The move has been made possible by a review of the way council staff operate and the introduction of new machinery.
But councillors have warned residents are more concerned about the current council policy of not collecting the clippings, which people fear create a slipping hazard when they end up on pavements.
Details were provided to councillors on Barnsley Council’s Central Area Council, covering suburbs around the town centre.
Coun Margaret Bruff suggested care should be taken where the council chose to plant new trees because of problems posed by Autumn leaf-fall, creating a hazard for pedestrians.
Council officer Mel Fitzpatrick told the meeting staff were now looking to identify areas where vulnerable people lived, so they could conduct ‘pro-active’ leaf collections to try to improve the situation.

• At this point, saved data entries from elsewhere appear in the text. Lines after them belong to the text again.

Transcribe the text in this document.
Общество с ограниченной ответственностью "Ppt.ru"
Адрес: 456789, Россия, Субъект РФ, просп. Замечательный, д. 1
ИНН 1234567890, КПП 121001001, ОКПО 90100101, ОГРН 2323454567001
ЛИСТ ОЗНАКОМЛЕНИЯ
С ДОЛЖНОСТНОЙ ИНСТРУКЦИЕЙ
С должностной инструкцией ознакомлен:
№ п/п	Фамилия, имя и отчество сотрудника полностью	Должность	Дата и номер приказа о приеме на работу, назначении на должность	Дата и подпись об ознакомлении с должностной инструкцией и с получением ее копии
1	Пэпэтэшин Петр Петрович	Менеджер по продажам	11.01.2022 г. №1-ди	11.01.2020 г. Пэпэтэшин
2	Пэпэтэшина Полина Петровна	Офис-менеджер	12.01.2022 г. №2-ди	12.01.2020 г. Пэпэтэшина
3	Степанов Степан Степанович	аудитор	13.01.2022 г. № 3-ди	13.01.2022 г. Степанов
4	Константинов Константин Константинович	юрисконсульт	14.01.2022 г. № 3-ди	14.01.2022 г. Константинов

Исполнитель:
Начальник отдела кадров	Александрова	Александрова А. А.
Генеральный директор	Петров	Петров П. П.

The council has also introduced a new week-killing policy aimed at providing a longer-term solution to the problem.
The weed-killer used previously only worked when it came into immediate contact with a plant but a switch to a different product provides a residual effect which lasts for up to five months and means weeds which sprout up in treated areas will not survive.
That has been used in the town centre, on ‘gateway’ routes into town and in the larger ‘principal town’ communities around the borough.
The council is also responding to specific requests to have areas treated.
A ‘blitz’ team of council staff have also been working to uproot weeds manually, covering 568 streets this year, an equivalent of 166 kilometres, recovering 22 tonnes of plants.